A: The prime factor are $ 3 · 5 · 7 · 11 · 13 · 37$ so there are $2^6=64$ factors and $32$ complement pairs.  Just list them all but don't bother with those that are less than $555555/999=556$
Toss out, $1,3,5,7,11,13,37,3*5,3*7,3*11,3*13,3*37,3*5*7,3*5*11,3*5*13, 3*5*37,3*7*11,3*7*13$ (that's 18 that are too small).
$3*7*37=777$ and its compliment is $5*11*13=715$. (That's 1 that is acceptible)
We can continuing tossing out $3*11*13$ and $3*11*37$and $3*13*37$ are too high so we toss them.  (That's 21 that are unaccptible)
$3*5*7*11$ is too high so there wonvt be any more factors that are multiples of $3$ in range.  Hence no other complements which aren't multiples of $3$ will be in range either.
Of the 9 we haven'haven't considered: $3*5*7*13,3*5*7*37,3*5*11*13,3*5*11*37,3*5*13*37,3*7*11*13,3*7*11*37,3*7*13*37,3*11*13*37$ are all too big.
So that was exhaustive.
A: We can write $$555,555=5\times111,111$$ and notice that $111=37\times3$, so we have $$555,555=5\times37\times3003$$ and since $1001=7\times11\times13$, the prime factorization is $$555,555=3\times5\times7\times11\times13\times37.$$ 
If we multiply each of the three combinations $11\times13$, $11\times37$ and $13\times37$ by $3$, we see that only $3\times(13\times37)$ exceeds $1000$ which is a four-digit number.
Hence $37$ must pair with two other one-digit numbers, and $11\times13$ must pair with either $3$ or $5$ since $7\times11\times13>1000$.
If $11\times13$ pairs with $3$, then the other product must be $$37\times(5\times7)>1000$$ which is not a three-digit number. 
Therefore, the only possible combination for $555,555=P_1\times P_2$ is $$P_1=5\times11\times13,\quad P_2=3\times7\times37.$$
A: I think the procedure might be based on Fermat method.
We can calculate that the number $555555$ can be expressed as a difference of two squares:
$746^2 - 31^2=556516-961$
Number $31$ is the distance from $746$ both ways which gives $715$ and $777$ accordingly. From here the smallest prime factor of:
$777$ is number $3$ which equals to $3\cdot259$ and for
$715$ is number $5$ which equals to $5\cdot143$
Further factorisation results in final solution where $143=11\cdot13$ and $259=7\cdot37$ therefore:
$(5\cdot11\cdot13)(3\cdot7\cdot37)$ can satisfy equation. 
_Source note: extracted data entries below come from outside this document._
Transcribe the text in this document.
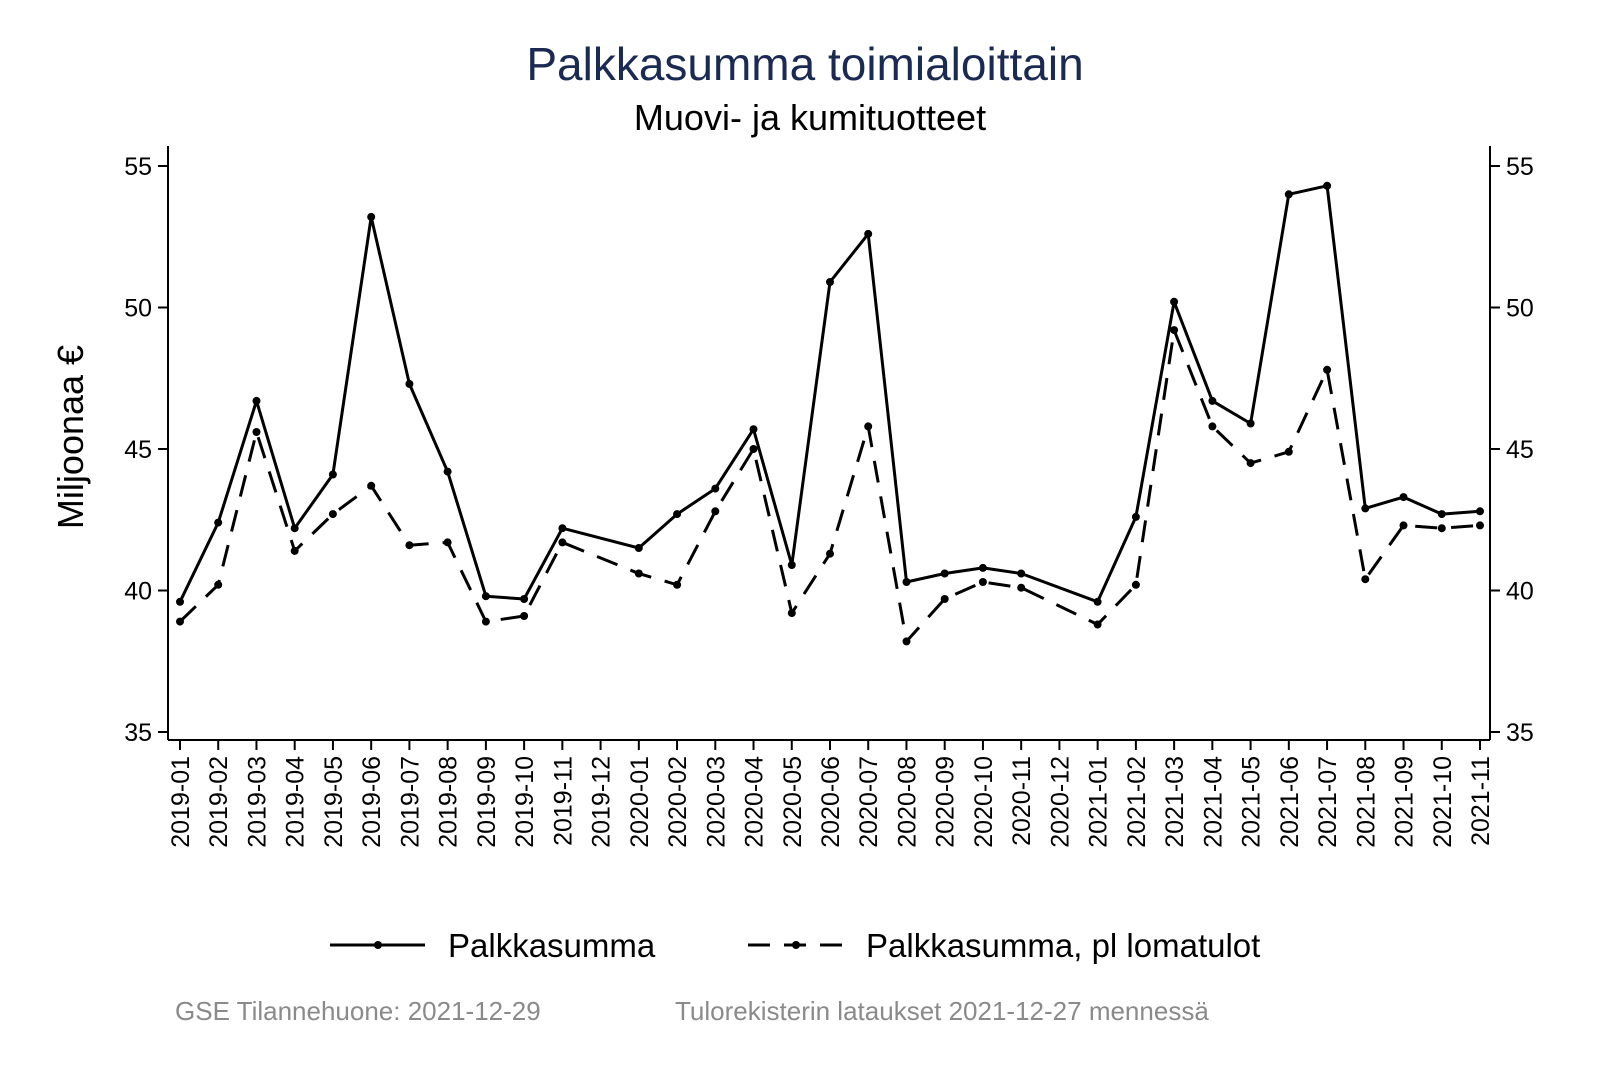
Palkkasumma toimialoittain
Muovi- ja kumituotteet
Miljoonaa €
35
40
45
50
55
35
40
45
50
55
2019-01 2019-02 2019-03 2019-04 2019-05 2019-06 2019-07 2019-08 2019-09 2019-10 2019-11 2019-12 2020-01 2020-02 2020-03 2020-04 2020-05 2020-06 2020-07 2020-08 2020-09 2020-10 2020-11 2020-12 2021-01 2021-02 2021-03 2021-04 2021-05 2021-06 2021-07 2021-08 2021-09 2021-10 2021-11
Palkkasumma	Palkkasumma, pl lomatulot
GSE Tilannehuone: 2021-12-29	Tulorekisterin lataukset 2021-12-27 mennessä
A: If $555{,}555=ab$ with $a,b\lt1000$, then we must also have $a,b\gt555$ (e.g., if $b\lt1000$, then $a=555{,}555/b\gt555{,}555/1000\gt555$).  Now since $555{,}555=3\cdot5\cdot7\cdot11\cdot13\cdot37$, we may assume, without loss of generality, that $a=37k$. From $a\gt555=15\cdot37$, we see that $k\gt15$, and from $a\lt1000$, we see that $k\le\lfloor1000/37\rfloor=27$.  The only product $k$ of the primes $3$, $5$, $7$, $11$, and $13$ that falls in the interval $15\lt k\le27$ is $k=3\cdot7=21$.  Thus $a=37\cdot21=777$, $b=5\cdot11\cdot13=715$ is the only factorization of $555{,}555$ into two three-digit numbers.